A decade later Wayne explained his decision to Owen W Linzmayer, the author of Apple Confidential: The Real Story of Apple Computer, Inc.

'I had already learned what gave me indigestion,' he said. 'If Apple had failed, I would have had bruises on top of bruises. Steve Jobs was an absolute whirlwind and I had lost the energy you need to ride whirlwinds.'

Meanwhile Woz and Jobs set about making the Apple II into the first truly popular personal computer and on working on its successor the Apple III. However the emergence of the first IBM PCs, running a DOS operating system, soon began to take market share from Apple, particularly in the business sector, where the Apple II had never been as popular as it had with home users.

In 1981 Woz crashed his private plane, suffering short-term memory loss as a result. After he recovered he decided to return to university and although he remained an Apple employee until 1985, his contribution had effectively ended.

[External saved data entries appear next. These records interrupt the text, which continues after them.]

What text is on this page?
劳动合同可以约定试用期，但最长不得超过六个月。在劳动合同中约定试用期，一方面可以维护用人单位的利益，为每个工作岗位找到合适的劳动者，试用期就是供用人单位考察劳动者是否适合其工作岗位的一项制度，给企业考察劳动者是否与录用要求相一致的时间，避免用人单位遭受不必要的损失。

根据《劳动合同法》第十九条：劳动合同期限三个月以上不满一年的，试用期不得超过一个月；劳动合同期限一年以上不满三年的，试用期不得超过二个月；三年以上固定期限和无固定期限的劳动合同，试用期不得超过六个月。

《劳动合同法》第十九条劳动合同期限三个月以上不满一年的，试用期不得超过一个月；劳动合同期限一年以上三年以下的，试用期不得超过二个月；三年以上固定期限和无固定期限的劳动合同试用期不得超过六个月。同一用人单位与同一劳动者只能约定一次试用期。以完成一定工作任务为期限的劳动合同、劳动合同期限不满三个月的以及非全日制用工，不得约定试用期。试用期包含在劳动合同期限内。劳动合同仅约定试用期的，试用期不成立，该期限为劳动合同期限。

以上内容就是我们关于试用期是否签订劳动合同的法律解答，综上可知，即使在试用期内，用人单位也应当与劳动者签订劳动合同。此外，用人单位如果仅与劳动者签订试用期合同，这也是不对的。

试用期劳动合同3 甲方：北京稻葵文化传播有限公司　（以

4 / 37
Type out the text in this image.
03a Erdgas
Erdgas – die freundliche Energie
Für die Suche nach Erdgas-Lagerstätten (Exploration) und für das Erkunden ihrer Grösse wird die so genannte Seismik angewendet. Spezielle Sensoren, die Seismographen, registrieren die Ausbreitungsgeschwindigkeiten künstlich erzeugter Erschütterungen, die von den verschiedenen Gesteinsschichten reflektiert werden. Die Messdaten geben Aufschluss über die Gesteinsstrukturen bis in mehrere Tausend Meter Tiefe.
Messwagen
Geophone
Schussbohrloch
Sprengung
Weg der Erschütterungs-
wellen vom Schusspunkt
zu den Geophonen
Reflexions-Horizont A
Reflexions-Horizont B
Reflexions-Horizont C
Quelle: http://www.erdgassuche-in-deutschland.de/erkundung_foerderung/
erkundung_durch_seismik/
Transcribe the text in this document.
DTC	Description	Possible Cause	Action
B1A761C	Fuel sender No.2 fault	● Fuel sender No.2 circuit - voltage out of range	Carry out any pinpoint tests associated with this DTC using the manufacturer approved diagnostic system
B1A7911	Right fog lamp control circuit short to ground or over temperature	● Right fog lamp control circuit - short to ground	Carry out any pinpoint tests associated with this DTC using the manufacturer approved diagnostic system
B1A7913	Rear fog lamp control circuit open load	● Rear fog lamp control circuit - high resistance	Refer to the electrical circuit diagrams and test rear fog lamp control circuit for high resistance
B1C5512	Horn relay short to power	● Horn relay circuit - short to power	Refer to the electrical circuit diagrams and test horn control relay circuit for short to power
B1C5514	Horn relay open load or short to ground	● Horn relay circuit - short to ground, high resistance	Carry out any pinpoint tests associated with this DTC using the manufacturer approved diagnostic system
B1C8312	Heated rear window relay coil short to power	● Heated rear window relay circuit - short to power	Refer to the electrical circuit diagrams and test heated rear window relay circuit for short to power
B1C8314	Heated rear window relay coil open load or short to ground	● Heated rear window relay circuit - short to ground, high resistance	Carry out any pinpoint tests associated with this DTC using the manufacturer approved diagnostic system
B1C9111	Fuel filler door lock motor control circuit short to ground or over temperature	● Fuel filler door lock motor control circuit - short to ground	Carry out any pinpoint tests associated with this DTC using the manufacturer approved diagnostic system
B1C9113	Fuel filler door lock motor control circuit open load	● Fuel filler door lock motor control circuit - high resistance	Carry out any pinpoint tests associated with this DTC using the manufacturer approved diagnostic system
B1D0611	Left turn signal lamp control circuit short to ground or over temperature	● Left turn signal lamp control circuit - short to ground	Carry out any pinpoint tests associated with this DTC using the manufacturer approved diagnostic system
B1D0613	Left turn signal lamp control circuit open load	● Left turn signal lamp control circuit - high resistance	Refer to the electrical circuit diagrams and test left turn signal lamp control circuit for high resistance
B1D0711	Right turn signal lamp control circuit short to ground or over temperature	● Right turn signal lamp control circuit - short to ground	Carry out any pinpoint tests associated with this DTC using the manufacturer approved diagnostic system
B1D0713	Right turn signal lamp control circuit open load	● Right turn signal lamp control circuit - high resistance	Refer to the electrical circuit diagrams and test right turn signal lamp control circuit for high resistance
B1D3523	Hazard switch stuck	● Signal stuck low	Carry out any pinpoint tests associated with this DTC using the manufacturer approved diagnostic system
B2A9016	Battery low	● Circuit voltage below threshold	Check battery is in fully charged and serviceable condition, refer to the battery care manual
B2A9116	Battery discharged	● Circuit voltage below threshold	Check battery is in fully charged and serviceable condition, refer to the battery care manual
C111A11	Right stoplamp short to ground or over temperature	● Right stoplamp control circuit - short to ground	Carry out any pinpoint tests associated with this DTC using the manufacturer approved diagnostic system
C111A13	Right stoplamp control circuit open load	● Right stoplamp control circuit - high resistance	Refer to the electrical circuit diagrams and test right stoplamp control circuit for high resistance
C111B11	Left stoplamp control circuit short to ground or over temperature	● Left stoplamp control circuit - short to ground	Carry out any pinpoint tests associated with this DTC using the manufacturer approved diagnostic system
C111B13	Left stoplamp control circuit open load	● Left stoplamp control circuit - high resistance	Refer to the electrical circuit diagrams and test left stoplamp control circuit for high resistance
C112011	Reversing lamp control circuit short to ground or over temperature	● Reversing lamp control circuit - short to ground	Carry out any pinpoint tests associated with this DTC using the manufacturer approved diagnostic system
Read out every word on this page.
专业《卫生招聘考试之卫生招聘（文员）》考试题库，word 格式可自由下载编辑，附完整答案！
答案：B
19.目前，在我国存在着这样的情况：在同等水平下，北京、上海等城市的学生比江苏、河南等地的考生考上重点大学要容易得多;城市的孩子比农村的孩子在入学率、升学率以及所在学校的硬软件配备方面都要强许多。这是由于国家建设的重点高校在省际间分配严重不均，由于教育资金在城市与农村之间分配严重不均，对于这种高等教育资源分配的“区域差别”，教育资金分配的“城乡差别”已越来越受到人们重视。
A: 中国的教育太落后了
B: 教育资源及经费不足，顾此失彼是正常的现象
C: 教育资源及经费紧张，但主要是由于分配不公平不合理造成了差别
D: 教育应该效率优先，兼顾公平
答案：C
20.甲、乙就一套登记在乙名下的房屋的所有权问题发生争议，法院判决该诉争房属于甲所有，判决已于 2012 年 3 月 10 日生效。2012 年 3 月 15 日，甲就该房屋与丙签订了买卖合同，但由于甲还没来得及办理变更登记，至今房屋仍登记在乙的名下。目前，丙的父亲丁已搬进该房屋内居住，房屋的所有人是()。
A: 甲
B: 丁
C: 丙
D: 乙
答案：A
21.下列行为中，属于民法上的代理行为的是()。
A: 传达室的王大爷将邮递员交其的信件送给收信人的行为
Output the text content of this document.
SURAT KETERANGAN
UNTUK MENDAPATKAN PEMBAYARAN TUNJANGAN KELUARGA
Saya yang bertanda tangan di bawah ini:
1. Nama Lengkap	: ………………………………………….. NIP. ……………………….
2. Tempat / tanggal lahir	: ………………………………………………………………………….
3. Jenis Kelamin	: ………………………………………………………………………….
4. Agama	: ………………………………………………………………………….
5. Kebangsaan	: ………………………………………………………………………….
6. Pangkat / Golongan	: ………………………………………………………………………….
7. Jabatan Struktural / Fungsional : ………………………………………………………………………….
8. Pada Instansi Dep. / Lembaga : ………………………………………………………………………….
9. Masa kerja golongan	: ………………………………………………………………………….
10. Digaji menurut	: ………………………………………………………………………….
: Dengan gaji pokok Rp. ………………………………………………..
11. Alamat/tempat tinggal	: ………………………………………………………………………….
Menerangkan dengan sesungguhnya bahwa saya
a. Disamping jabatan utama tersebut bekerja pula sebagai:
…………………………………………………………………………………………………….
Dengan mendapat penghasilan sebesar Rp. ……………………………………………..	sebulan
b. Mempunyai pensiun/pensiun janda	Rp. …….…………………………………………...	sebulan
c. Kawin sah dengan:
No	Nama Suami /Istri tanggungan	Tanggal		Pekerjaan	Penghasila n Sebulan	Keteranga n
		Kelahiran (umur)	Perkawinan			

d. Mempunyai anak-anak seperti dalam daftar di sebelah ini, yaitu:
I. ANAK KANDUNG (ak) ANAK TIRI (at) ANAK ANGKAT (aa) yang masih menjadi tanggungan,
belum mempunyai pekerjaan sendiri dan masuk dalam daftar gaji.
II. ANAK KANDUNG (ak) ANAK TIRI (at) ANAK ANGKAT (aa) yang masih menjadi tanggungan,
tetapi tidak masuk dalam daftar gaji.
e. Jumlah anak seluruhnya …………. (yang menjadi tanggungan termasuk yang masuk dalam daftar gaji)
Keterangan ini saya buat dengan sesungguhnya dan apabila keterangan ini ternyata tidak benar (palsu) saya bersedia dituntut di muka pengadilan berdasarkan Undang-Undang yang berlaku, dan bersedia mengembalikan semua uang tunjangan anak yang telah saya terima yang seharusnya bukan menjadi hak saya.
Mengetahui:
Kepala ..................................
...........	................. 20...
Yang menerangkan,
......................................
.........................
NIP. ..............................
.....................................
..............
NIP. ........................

'I didn't think, I'm going to change the world,' Woz said in a recent interview. 'No, I'm just going to build the best machines I can build that I would want to use in my own life. Steve [Jobs] was much more further-thinking. When I designed good things, sometimes he'd say, "We can sell this". And we did. He was thinking about how you build a company, maybe even then he was thinking, "How do you change the world?". He spoke like that.'

While Wozniak was studying, Jobs and Apple set about changing the world.